Von Thomas Huber wiederum erbat Haile, gegenüber dem bayerischen Staatsminister für Gesundheit und Pflege, Klaus Holetschek (CSU), die "riesigen finanziellen Probleme" klar zu machen, mit denen die Träger aufgrund von Inflation, erhöhten Energiepreisen und Personalkosten sowie vielem mehr zu kämpfen hätten. Ohne Entlastung drohe ein "Massensterben an Pflegeeinrichtungen". Im benachbarten Landkreis Rosenheim seien nach Hailes Informationen zehn Prozent der Pflegeeinrichtungen bereits in Auflösung begriffen.

Die Krankenpflegeschule soll mit dem Ausbau der zentralen Notaufnahme 2024 neue Räume in der Kreisklinik erhalten

Elvira Weißmann-Polte von der Frauenunion Ebersberg forderte wiederum, dass mehr Fokus auf die Ausbildung von Pflegekräften im Landkreis gelegt werde, da die Kommunikation mit ausländischen Fachkräften häufig "nicht gut" sei. Sie verwies auf die Pflegeschule des Landkreises, die ausgebaut werden könnte.
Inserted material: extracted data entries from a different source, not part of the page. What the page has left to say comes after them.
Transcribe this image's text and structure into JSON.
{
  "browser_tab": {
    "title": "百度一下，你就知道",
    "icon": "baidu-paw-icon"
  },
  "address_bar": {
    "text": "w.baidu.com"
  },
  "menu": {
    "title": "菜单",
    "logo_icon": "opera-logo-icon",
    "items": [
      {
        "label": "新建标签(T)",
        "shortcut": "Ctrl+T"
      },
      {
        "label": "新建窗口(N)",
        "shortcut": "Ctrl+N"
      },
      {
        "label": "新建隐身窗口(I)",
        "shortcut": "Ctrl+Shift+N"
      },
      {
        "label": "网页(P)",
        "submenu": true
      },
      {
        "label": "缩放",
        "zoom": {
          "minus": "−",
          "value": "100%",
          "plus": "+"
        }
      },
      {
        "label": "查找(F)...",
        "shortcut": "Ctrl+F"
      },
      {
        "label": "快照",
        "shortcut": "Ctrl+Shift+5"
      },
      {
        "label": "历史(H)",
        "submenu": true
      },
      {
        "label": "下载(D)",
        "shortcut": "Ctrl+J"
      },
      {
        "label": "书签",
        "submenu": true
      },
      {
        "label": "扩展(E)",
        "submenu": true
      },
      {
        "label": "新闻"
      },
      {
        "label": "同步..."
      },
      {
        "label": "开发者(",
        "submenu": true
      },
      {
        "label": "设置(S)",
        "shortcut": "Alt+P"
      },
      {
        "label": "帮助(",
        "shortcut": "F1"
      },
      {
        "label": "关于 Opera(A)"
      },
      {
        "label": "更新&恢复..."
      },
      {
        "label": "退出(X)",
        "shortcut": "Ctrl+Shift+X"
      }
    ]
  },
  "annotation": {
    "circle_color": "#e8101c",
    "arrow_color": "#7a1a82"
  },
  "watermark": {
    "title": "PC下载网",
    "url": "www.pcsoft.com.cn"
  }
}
Hieran entzündete sich eine kleine Diskussion. Jochen Specht, Leiter des Sachgebiets Sozialplanung und Demografie im Landratsamt, erwiderte, dass dies geprüft worden sei, es jedoch bereits zu diesem Zeitpunkt nicht genügend Bewerber für die Schule gebe. Peter Haile konterte, dass er häufig nicht so viel Pflegepersonal ausbilden könne, wie er wollen würde, da Plätze in der Schule fehlten. Anstatt 15 bis 20 könne er nur acht oder neun Interessierten einen Ausbildungsplatz anbieten. In jedem Fall bekomme die Pflegeschule, so Landrat Niedergesäß, mit dem Ausbau der zentralen Notaufnahme nächstes Jahr auch neue Räume in der Kreisklinik.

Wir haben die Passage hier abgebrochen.